Kalifornien: Gewaltige Schäden durch Erdbeben
In Kalifornien werden die Bewohner in der Nacht aufgeschreckt. Bereits nach 20 Sekunden ist der Schaden enorm.
Napa Valley/Kalifornien. Die meisten Menschen liegen im Bett und schlafen, als sich um 3.20 Uhr (Ortszeit) plötzlich die Erde hebt. Wohnhäuser, Geschäfte, Autos — alles wird kräftig durchgeschüttelt, als ein Erdbeben der Stärke 6,0 im Norden San Franciscos den Boden zittern lässt. Historische Gebäude bröckeln, Mauerstücke fallen auf den Gehweg, wie Bilder von TV-Sendern zeigen. Nach 10 oder 20 Sekunden ist der Spuk schon wieder vorbei, doch in dieser kurzen Zeit entstehen schätzungsweise Schäden von mehr als einer Milliarde Dollar (etwa 760 Millionen Euro).
Besonders hart trifft es am frühen Sonntagmorgen die Winzer, deren Anbaugebiet im Napa Valley es unter Kennern längst an die Spitze der Weinkultur geschafft hat.

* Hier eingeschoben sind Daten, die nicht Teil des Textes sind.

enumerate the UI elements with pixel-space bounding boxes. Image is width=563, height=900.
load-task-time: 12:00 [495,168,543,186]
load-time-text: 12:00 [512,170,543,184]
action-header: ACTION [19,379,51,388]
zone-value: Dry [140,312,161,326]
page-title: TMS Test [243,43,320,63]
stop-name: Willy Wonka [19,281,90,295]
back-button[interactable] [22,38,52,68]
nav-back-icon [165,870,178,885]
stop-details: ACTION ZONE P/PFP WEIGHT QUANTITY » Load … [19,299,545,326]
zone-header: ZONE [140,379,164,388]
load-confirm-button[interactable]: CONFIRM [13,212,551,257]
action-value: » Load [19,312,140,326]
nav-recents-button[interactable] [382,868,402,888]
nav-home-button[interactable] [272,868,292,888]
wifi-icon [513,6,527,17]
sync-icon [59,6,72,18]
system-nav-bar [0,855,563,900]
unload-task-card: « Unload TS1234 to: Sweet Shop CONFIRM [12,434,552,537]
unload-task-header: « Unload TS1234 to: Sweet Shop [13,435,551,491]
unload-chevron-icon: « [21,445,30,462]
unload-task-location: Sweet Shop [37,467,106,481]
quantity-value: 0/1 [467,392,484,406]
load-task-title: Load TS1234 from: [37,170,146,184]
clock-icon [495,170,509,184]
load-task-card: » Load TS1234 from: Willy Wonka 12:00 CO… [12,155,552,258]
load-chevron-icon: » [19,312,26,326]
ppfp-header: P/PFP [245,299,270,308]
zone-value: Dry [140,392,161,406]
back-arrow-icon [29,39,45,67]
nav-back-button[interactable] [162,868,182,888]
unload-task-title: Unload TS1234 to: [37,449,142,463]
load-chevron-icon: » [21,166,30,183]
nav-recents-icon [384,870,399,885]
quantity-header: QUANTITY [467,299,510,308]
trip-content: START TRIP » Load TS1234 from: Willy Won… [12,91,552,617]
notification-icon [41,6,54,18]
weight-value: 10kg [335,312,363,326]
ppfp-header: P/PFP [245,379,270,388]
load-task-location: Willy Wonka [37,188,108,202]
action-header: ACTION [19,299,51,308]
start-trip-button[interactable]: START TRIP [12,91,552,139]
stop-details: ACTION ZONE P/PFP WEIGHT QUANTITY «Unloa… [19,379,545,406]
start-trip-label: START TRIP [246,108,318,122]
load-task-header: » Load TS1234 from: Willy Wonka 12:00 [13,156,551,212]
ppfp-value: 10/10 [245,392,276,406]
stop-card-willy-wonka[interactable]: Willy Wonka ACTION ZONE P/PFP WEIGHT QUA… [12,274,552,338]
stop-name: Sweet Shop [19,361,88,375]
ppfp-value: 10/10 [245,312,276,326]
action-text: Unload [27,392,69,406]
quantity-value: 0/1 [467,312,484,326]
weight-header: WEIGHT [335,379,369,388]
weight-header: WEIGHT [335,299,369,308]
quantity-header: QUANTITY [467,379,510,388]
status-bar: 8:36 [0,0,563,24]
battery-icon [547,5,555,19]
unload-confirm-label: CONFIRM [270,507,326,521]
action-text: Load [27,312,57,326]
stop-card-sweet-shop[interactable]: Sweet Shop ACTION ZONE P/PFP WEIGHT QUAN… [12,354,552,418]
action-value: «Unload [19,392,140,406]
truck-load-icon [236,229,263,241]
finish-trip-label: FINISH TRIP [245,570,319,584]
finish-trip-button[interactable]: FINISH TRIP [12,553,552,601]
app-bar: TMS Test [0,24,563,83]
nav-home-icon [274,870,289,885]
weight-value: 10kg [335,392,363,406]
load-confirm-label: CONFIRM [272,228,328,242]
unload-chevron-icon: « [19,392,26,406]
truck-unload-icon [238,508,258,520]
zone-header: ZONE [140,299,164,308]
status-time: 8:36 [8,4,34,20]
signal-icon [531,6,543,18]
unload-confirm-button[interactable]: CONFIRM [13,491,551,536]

Regale voller Weinflaschen werden bei dem Beben leergeräumt, ein Bild auf Twitter zeigt einen Mann, der vor einem Berg umgekippter und teils ausgelaufener Weinfässer steht.
Mit einem jährlichen Umsatz von rund 13 Milliarden Dollar (9,8 Mrd Euro) gehört die Weinindustrie zu einem treibenden Motor der Wirtschaft in Kalifornien, von dem Tausende Jobs abhängen, schreibt das „Wall Street Journal“.
Glücklicherweise bleibt es beim schwersten Beben in der Region seit 25 Jahren vor allem bei finanziellem Schaden. 170 Menschen müssen zwar im Krankenhaus behandelt werden, doch laut „Los Angeles Times“ stirbt niemand und nur eine Handvoll Menschen werden schwer verletzt. Darunter soll auch ein Junge sein, der von einem einstürzenden Kamin getroffen wird. Mehr als 110 Gebäude dürfen nicht mehr betreten werden.
Bewohner sprechen von „The Big One“, vom verheerenden Beben, das seit Jahren erwartet wird, aber diesmal ausblieb. Die Angst davor ist nach diesem Wochenende nicht verschwunden.
„Ich fühlte mich fast, als sei ich auf einem Floß im Ozean“, sagt eine Augenzeugin bei CNN am Tag nach der Katastrophe. „Ich war unter Schock, als ich die Häuser und Büros von Menschen schief am Boden sah“, sagt eine andere. Das Erdbeben habe ihr Leben verändert. Die Bewohner des „Golden State“ wissen allzu gut, dass ihr Zuhause genau auf der Naht der ozeanischen und kontinentalen Platten liegt.
Immer wieder wackelt dort die Erde und richtet teils gewaltigen Schaden an — besonders schlimm war es 1989, als ein Beben der Stärke 6,9 Schäden in Höhe von sechs Milliarden Dollar anrichtete und 63 Menschen tötete. „Du erwartest es, wenn Du in Kalifornien lebst. Nur nicht an irgendeinem Sonntag im August“, erzählt Kim Northrop der „Los Angeles Times“, deren Geschäft in Napa beschädigt wurde.
Und nicht nur in den USA wackelte die Erde: Auch in Chile und Peru kommt es zu Beben, die ebenfalls an der Westküste des amerikanischen Doppelkontinents liegen. Einen direkten Zusammenhang gibt es Experten zufolge jedoch nicht (siehe Kasten). Von Napa bis nach Peru sind es mehr als 7000 Kilometer Luftlinie.
Schritt für Schritt versuchen die Menschen im Napa Valley, zur Normalität zurückzu kehren. Schon am Montag ist fast überall der Strom wieder da, nachdem zeitweise etwa 70 000 Menschen im Dunkeln saßen. Doch die Gefahr ist noch nicht gebannt: Der staatliche Geologe John Parrish warnt vor 50 oder 60 Nachbeben. Sie könnten noch Wochen weitergehen und bereits beschädigte Gebäude zum Einsturz bringen.